- Directed by: Mića Popović
- Written by: Živorad Žika Lazić
- Starring: Jovan Janićijević Burduš Milan Srdoč Miodrag Andrić Dragomir Bojanić Gidra Miroslav Bijelić
- Edited by: Mihailo Ilić
- Music by: Dragan Tanić Dragan Toković
- Production company: Avala film
- Release date: 1970;
- Running time: 86 min
- Country: Yugoslavia
- Language: Serbo-Croatian

= Burduš =

Burduš (Serbian Cyrillic: Бурдуш) is a 1970 Yugoslav film directed by Mića Popović and written by Živorad Žika Lazić.

The film is a continuation of the television series Muzikanti, with the character of Lepi Cane being portrayed by Dragan Zarić in the series, and Miodrag Andrić in the film.

Jovan Janićijević Burduš reprised the title role in the short film Burduš kondukter in 1972 and the TV series Neuništivi in 1989.

== Plot ==
Three poor musicians, Burduš, Rajko and Cane, suddenly become rich celebrities thanks to their participation in a television series. However, the unexpected success soon divides them. Burduš, lonely and lost, decides to go on a journey to find new friends, but he sees Rajko and Cane at a train station.

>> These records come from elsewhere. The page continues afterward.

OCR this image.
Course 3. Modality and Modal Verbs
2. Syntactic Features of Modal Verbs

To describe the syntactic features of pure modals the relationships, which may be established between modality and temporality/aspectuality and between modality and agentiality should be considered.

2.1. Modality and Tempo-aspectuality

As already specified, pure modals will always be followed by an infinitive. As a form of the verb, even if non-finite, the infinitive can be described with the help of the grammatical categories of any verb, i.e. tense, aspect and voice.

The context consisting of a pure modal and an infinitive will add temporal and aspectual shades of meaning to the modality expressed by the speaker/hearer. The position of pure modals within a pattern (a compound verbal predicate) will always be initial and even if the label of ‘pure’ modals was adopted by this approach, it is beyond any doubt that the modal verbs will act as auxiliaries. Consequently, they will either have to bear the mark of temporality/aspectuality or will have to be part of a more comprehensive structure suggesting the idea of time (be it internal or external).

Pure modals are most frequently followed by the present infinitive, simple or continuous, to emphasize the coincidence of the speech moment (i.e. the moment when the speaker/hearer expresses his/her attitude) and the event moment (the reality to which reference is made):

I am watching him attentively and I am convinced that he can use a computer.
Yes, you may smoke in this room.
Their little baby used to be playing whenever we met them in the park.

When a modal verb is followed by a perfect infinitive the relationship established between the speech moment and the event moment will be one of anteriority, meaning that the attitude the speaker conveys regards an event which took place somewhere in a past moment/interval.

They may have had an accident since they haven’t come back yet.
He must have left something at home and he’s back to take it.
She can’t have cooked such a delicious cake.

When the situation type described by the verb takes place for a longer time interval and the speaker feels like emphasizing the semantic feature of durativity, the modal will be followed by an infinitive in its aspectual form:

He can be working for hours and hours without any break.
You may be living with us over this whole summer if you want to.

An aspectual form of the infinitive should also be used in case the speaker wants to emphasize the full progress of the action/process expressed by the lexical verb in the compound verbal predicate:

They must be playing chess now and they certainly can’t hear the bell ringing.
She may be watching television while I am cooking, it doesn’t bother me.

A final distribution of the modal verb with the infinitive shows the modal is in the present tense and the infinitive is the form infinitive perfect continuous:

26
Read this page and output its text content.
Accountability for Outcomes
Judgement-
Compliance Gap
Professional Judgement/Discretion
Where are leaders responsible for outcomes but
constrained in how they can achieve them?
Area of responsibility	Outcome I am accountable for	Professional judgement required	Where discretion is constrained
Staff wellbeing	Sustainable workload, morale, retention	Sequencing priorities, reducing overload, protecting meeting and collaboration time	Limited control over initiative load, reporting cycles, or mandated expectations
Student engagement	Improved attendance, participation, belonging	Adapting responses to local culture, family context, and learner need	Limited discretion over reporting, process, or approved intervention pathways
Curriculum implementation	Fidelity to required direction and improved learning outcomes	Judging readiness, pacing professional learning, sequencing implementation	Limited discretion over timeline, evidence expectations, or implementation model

They learn to overcome their differences and have fun once again.

== Cast ==

- Jovan Janićijević Burduš as Burduš
- Milan Srdoč as Rajko Životić
- Miodrag Andrić as Lepi Cane
- Dragomir Bojanić Gidra as Rade Lazić
- Miroslav Bijelić as Aca the Gypsy
- Mirjana Blašković
- Miroslava Bobić
- Boris Bunjac
- Ljubomir Ćipranić
- Rista Đorđević
- Ivan Đurđević
- Zorica Gajdaš
- Dušan Janicijević
- Ljubica Janićijević as Drina
- Miloš Kandić as Mića
- Ljubica Ković
- Petar Lupa
- Ivan Manojlović
- Rade Marković as doctor
- Adam Mitić
- Prvoslav Nikolić
- Bogoljub Novaković
- Bata Kameni
- Mira Peić
- Ljiljana Peros
- Slavoljub Plavšić Zvonce as Zvonce
- Radomir Popović
- Jelisaveta Sablić as Rajka Rajčić
- Ljiljana Šljapić as Barbara
- Živorad Šobić
- Danilo Bata Stojković as director
- Dušan Vuisić

== Trivia ==
The screenplay for the film was written by Živorad Žika Lazić, who is also mentioned in the film in the scene when Dragomir Bojanić Gidra introduces himself: "Rade Lazić, son of the late Žika Lazić, may God rest his soul, from the village of Lugavčina".